La myasthénie doit être soignée par un/une neurologue.
J'y ai obtenu un premier rendez-vous après avoir fait une crise de suffocation qui a terrifié un ami qui a joué, bien involontairement, le rôle de témoin.
La présence dans mon sang d'une quantité significative d'anticorps dits Anti-RACh a aussi été déterminante.
C'est la secrétaire du service de Neurologie qui a été la faiseuse de miracle, donc de rendez-vous.
Après deux semaines d'angoisse, j'ai enfin découvert l'immense hôpital Pparisien de la Pitié-Salpêtrière.
Les bâtiments y sont jointifs dans la partie Est, mais on s'y retrouve car les panneaux sont clairs et nombreux. Il y a pire, croyez-moi.

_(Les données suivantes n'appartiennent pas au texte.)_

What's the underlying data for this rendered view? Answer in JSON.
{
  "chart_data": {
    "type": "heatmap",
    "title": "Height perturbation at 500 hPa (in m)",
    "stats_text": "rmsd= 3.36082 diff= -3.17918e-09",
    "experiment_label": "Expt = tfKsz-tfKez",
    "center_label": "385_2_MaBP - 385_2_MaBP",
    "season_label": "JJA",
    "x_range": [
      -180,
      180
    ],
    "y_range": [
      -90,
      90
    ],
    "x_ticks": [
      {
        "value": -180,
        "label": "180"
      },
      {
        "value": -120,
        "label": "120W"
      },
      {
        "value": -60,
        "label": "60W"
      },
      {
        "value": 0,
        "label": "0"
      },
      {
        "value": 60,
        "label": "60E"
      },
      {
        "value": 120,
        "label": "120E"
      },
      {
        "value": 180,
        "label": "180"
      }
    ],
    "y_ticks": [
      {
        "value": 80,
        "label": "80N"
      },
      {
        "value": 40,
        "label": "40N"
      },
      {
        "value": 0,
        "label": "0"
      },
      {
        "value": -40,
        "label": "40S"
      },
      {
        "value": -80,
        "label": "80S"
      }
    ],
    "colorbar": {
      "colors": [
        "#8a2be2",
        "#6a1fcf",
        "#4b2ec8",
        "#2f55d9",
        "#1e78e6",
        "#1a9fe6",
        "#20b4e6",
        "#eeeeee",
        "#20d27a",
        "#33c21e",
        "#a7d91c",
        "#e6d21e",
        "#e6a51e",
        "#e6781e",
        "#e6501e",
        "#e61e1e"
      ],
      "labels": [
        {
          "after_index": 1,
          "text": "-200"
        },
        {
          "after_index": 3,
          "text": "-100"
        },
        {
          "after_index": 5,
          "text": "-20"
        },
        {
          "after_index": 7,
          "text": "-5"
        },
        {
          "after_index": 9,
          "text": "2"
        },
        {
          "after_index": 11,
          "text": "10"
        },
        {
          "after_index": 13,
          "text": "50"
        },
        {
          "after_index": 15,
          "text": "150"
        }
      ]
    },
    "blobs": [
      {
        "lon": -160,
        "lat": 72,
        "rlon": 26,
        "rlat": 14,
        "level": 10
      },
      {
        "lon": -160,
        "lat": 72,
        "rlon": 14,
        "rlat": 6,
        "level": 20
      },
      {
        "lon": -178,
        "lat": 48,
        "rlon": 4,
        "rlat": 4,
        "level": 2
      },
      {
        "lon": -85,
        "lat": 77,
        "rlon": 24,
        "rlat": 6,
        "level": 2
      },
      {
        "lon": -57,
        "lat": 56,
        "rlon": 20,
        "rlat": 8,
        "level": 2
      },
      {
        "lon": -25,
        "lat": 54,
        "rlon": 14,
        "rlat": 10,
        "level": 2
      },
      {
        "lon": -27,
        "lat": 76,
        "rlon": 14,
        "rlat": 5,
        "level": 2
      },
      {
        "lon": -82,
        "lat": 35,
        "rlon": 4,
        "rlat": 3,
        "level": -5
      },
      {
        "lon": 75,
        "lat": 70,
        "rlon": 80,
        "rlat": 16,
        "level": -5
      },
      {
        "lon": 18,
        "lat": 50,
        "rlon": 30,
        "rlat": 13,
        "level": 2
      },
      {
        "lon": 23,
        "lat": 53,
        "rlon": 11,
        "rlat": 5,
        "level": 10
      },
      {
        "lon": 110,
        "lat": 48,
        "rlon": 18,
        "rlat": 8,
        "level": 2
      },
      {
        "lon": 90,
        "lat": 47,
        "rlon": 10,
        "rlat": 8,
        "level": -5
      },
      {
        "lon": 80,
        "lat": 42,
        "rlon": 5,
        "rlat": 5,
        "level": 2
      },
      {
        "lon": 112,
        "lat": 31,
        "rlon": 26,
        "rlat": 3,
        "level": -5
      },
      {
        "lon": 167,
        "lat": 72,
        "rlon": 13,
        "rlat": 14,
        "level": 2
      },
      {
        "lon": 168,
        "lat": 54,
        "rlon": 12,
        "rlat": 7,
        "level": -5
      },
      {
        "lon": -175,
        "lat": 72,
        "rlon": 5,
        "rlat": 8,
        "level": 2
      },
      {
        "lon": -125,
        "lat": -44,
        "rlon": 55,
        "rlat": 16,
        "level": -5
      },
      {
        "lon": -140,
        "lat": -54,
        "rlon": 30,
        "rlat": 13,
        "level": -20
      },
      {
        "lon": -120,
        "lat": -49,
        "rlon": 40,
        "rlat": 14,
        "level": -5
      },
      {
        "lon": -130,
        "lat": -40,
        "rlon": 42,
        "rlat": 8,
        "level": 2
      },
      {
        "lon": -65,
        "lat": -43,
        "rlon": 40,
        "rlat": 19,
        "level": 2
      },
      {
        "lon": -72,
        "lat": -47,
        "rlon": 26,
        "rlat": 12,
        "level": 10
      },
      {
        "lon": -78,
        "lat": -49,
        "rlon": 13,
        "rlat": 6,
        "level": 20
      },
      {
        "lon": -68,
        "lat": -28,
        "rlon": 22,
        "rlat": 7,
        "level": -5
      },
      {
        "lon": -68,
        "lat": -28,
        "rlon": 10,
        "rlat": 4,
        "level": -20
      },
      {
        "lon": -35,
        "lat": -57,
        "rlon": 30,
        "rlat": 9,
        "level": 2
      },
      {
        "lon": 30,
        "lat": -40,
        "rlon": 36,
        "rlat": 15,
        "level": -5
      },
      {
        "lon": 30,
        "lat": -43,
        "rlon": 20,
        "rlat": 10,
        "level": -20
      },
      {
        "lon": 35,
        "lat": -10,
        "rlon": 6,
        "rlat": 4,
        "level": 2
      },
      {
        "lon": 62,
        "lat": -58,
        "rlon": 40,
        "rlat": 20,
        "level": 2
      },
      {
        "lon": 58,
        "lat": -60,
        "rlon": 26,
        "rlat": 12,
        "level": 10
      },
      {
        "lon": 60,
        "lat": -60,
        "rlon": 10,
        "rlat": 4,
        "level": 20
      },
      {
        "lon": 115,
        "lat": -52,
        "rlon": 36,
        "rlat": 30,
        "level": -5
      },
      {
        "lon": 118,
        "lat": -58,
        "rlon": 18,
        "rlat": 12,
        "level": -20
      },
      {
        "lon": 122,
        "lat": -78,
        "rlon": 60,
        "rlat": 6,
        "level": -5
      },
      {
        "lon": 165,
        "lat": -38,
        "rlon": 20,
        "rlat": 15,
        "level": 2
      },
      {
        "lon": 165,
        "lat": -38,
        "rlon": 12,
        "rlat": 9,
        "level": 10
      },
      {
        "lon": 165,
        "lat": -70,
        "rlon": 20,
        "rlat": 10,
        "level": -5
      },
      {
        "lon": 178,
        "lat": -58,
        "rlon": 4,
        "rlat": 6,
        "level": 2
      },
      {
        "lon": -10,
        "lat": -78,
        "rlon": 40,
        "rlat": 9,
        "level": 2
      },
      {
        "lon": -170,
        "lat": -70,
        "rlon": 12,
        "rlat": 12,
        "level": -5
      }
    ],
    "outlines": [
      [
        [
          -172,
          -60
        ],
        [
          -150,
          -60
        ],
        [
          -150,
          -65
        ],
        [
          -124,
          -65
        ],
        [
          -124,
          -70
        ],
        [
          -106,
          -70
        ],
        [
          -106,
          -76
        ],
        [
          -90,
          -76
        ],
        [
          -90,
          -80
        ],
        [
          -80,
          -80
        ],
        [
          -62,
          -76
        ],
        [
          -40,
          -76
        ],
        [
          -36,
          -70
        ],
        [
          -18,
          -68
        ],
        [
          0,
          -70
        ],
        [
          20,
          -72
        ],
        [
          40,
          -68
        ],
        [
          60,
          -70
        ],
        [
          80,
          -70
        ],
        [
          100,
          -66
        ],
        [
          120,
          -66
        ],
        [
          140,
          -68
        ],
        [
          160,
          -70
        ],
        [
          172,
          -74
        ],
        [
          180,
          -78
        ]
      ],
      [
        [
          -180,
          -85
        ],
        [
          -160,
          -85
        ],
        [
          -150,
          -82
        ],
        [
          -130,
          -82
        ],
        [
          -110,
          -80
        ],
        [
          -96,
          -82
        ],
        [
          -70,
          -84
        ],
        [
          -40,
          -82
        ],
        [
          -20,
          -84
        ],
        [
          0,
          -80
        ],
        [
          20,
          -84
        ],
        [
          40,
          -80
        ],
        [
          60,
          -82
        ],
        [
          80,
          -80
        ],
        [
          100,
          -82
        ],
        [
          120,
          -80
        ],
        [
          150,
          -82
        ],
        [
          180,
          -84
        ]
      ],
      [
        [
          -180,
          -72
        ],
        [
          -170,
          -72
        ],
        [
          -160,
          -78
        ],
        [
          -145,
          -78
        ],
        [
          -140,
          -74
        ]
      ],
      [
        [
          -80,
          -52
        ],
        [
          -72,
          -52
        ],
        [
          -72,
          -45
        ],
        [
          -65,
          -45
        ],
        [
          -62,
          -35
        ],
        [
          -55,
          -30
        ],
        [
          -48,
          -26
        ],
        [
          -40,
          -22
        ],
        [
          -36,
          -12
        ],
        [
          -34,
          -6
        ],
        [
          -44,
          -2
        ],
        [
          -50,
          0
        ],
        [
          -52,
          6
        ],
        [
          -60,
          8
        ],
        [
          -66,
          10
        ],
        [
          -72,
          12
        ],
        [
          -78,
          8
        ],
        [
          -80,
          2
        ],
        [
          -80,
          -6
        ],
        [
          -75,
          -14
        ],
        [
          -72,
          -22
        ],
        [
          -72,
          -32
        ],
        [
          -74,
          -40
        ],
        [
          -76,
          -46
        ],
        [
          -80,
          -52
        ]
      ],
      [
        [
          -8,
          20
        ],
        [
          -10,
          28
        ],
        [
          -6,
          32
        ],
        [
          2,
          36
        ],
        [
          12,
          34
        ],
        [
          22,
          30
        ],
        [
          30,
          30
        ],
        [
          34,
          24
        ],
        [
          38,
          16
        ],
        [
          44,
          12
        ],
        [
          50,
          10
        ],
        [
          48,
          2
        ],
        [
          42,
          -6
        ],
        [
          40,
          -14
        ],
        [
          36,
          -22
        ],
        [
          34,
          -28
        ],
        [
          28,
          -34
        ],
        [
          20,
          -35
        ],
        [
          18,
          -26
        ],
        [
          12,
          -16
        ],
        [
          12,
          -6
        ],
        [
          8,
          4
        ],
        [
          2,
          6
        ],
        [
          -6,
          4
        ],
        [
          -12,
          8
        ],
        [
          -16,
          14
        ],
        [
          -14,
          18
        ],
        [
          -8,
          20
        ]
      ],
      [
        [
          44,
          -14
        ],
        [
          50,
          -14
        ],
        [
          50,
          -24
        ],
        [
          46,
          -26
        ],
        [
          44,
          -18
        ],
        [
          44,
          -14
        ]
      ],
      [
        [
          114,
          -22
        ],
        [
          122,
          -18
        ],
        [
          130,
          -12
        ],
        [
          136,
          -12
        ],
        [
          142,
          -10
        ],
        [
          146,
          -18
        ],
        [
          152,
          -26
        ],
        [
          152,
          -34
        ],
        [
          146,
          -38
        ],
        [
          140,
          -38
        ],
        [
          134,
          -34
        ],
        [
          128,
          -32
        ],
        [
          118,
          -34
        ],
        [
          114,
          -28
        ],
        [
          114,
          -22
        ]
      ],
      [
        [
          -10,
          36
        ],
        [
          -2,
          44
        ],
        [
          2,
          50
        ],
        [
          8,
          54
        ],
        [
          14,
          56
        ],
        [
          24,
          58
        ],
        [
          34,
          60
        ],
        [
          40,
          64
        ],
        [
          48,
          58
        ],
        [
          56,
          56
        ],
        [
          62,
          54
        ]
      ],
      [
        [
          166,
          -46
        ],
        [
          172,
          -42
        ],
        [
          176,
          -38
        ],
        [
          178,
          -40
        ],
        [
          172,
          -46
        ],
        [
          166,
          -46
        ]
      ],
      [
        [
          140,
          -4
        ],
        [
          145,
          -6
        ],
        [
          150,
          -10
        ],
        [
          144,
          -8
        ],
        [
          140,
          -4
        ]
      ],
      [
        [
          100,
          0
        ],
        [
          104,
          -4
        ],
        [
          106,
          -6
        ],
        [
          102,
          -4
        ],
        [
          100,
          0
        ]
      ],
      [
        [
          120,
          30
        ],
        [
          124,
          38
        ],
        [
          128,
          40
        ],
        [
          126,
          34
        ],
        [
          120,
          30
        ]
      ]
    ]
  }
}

Mon neurologue, très compétent (un peu trop taiseux à mon goût), m'a fait pratiquer un certain nombre d'exercices, tous plus désagréables les uns que les autres, pour être sûr de son diagnostique.

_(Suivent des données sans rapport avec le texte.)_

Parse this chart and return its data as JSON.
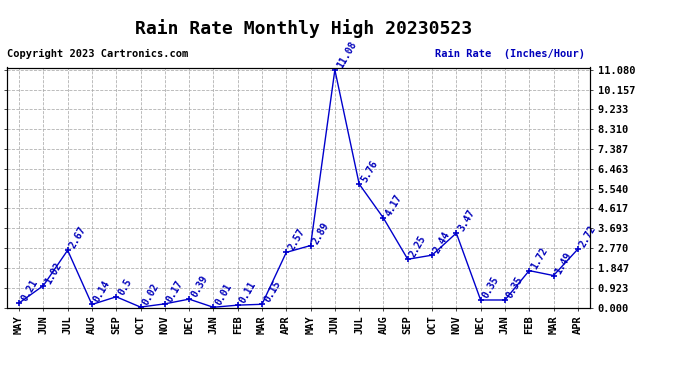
{
  "title": "Rain Rate Monthly High 20230523",
  "copyright": "Copyright 2023 Cartronics.com",
  "ylabel": "Rain Rate  (Inches/Hour)",
  "months": [
    "MAY",
    "JUN",
    "JUL",
    "AUG",
    "SEP",
    "OCT",
    "NOV",
    "DEC",
    "JAN",
    "FEB",
    "MAR",
    "APR",
    "MAY",
    "JUN",
    "JUL",
    "AUG",
    "SEP",
    "OCT",
    "NOV",
    "DEC",
    "JAN",
    "FEB",
    "MAR",
    "APR"
  ],
  "values": [
    0.21,
    1.02,
    2.67,
    0.14,
    0.5,
    0.02,
    0.17,
    0.39,
    0.01,
    0.11,
    0.15,
    2.57,
    2.89,
    11.08,
    5.76,
    4.17,
    2.25,
    2.44,
    3.47,
    0.35,
    0.35,
    1.72,
    1.49,
    2.72
  ],
  "line_color": "#0000cc",
  "marker_color": "#0000cc",
  "title_color": "#000000",
  "label_color": "#0000bb",
  "copyright_color": "#000000",
  "grid_color": "#aaaaaa",
  "background_color": "#ffffff",
  "ylim_min": 0.0,
  "ylim_max": 11.08,
  "yticks": [
    0.0,
    0.923,
    1.847,
    2.77,
    3.693,
    4.617,
    5.54,
    6.463,
    7.387,
    8.31,
    9.233,
    10.157,
    11.08
  ],
  "title_fontsize": 13,
  "label_fontsize": 7.5,
  "tick_fontsize": 7.5,
  "copyright_fontsize": 7.5,
  "annot_fontsize": 7
}
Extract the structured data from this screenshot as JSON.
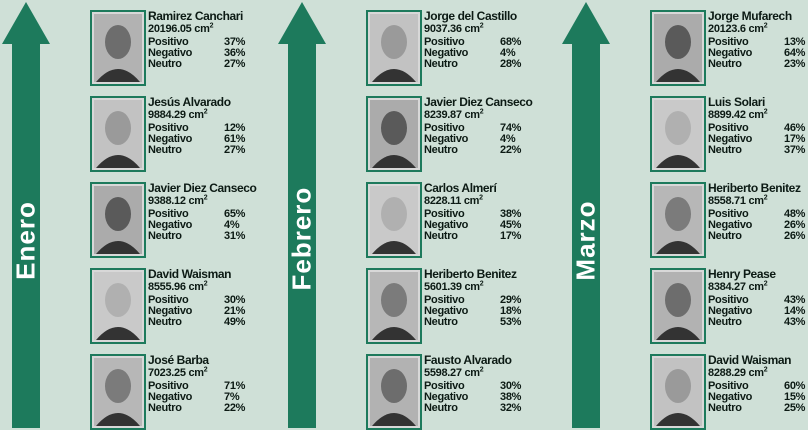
{
  "labels": {
    "positivo": "Positivo",
    "negativo": "Negativo",
    "neutro": "Neutro",
    "unit": "cm",
    "unit_exp": "2"
  },
  "months": [
    {
      "month": "Enero",
      "people": [
        {
          "name": "Ramirez Canchari",
          "area": "20196.05",
          "positivo": "37%",
          "negativo": "36%",
          "neutro": "27%"
        },
        {
          "name": "Jesús Alvarado",
          "area": "9884.29",
          "positivo": "12%",
          "negativo": "61%",
          "neutro": "27%"
        },
        {
          "name": "Javier Diez Canseco",
          "area": "9388.12",
          "positivo": "65%",
          "negativo": "4%",
          "neutro": "31%"
        },
        {
          "name": "David Waisman",
          "area": "8555.96",
          "positivo": "30%",
          "negativo": "21%",
          "neutro": "49%"
        },
        {
          "name": "José Barba",
          "area": "7023.25",
          "positivo": "71%",
          "negativo": "7%",
          "neutro": "22%"
        }
      ]
    },
    {
      "month": "Febrero",
      "people": [
        {
          "name": "Jorge del Castillo",
          "area": "9037.36",
          "positivo": "68%",
          "negativo": "4%",
          "neutro": "28%"
        },
        {
          "name": "Javier Diez Canseco",
          "area": "8239.87",
          "positivo": "74%",
          "negativo": "4%",
          "neutro": "22%"
        },
        {
          "name": "Carlos Almerí",
          "area": "8228.11",
          "positivo": "38%",
          "negativo": "45%",
          "neutro": "17%"
        },
        {
          "name": "Heriberto Benitez",
          "area": "5601.39",
          "positivo": "29%",
          "negativo": "18%",
          "neutro": "53%"
        },
        {
          "name": "Fausto Alvarado",
          "area": "5598.27",
          "positivo": "30%",
          "negativo": "38%",
          "neutro": "32%"
        }
      ]
    },
    {
      "month": "Marzo",
      "people": [
        {
          "name": "Jorge Mufarech",
          "area": "20123.6",
          "positivo": "13%",
          "negativo": "64%",
          "neutro": "23%"
        },
        {
          "name": "Luis Solari",
          "area": "8899.42",
          "positivo": "46%",
          "negativo": "17%",
          "neutro": "37%"
        },
        {
          "name": "Heriberto Benitez",
          "area": "8558.71",
          "positivo": "48%",
          "negativo": "26%",
          "neutro": "26%"
        },
        {
          "name": "Henry Pease",
          "area": "8384.27",
          "positivo": "43%",
          "negativo": "14%",
          "neutro": "43%"
        },
        {
          "name": "David Waisman",
          "area": "8288.29",
          "positivo": "60%",
          "negativo": "15%",
          "neutro": "25%"
        }
      ]
    }
  ]
}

Le plus important réside dans l'ordonnance qu'il me donne pour disposer du médicament qui va être employé pour améliorer mon état.

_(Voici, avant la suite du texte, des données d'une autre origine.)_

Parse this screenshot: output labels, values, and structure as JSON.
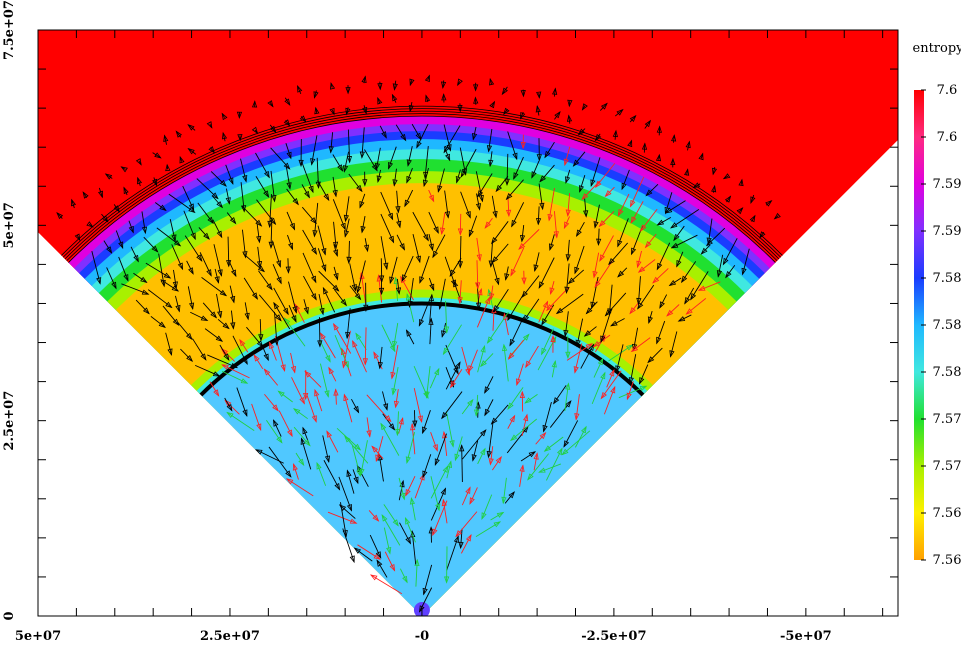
{
  "chart_data": {
    "type": "heatmap",
    "title": "",
    "xlabel": "",
    "ylabel": "",
    "xlim": [
      50000000,
      -62000000
    ],
    "ylim": [
      0,
      75000000
    ],
    "x_ticks": [
      {
        "value": 50000000,
        "label": "5e+07"
      },
      {
        "value": 25000000,
        "label": "2.5e+07"
      },
      {
        "value": 0,
        "label": "-0"
      },
      {
        "value": -25000000,
        "label": "-2.5e+07"
      },
      {
        "value": -50000000,
        "label": "-5e+07"
      }
    ],
    "y_ticks": [
      {
        "value": 0,
        "label": "0"
      },
      {
        "value": 25000000,
        "label": "2.5e+07"
      },
      {
        "value": 50000000,
        "label": "5e+07"
      },
      {
        "value": 75000000,
        "label": "7.5e+07"
      }
    ],
    "colorbar": {
      "title": "entropy",
      "labels": [
        "7.6",
        "7.6",
        "7.59",
        "7.59",
        "7.58",
        "7.58",
        "7.58",
        "7.57",
        "7.57",
        "7.56",
        "7.56"
      ],
      "colors": [
        "#ff0000",
        "#ff2a80",
        "#e000e0",
        "#8030ff",
        "#1a3cff",
        "#1fb8ff",
        "#40e8e0",
        "#20e030",
        "#a8f000",
        "#fff000",
        "#ffa000"
      ]
    },
    "domain": {
      "wedge_half_angle_deg": 45,
      "apex": [
        0,
        0
      ],
      "outer_radius": 65000000,
      "inner_boundary_radius": 40000000
    },
    "region_colors": {
      "background": "#ff0000",
      "shell_band": [
        "#ff0000",
        "#e000e0",
        "#8030ff",
        "#1a3cff",
        "#1fb8ff",
        "#40e8e0",
        "#20e030",
        "#a8f000"
      ],
      "convective_zone": "#ffc000",
      "core": "#50c8ff",
      "core_edge": "#40e8e0",
      "apex_blob": "#6040ff"
    },
    "boundary_line_color": "#000000",
    "vector_colors": [
      "#000000",
      "#ff2020",
      "#20d040",
      "#1fb8ff"
    ]
  }
}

Il s'agit du mestinon (pyridostigmine pour les initiés).
Après 74 années de vie, on a l'habitude de chercher la posologie, ce qui veut dire, dans le cas présent, le nombre de comprimés par jour et la manière de les prendre.
La réponse de mon médecin me stupéfie : "De 1 à 6 répartis dans la journée". Une sacrée et inquiétante Liberté, non ?!
Donc, à moi de trouver ma dose. Seule indication : Si vous en prenez trop, ce sera la débâcle de votre vie !
En fait, il m'a fallu un temps certain pour arriver à comprendre. J'ai été un peu trop prudent au départ.
J'arrive à un équilibre presque correct de 5 par jour au moment où j'entre dans une période d'arrêt complet du traitement pour subir une EMG (Electro-Myo-Graphie). Evidement, je me demande après coup s'il n'eut pas été intelligent de faire cela pendant que j'attendais ma première entrevue avec mon médecin.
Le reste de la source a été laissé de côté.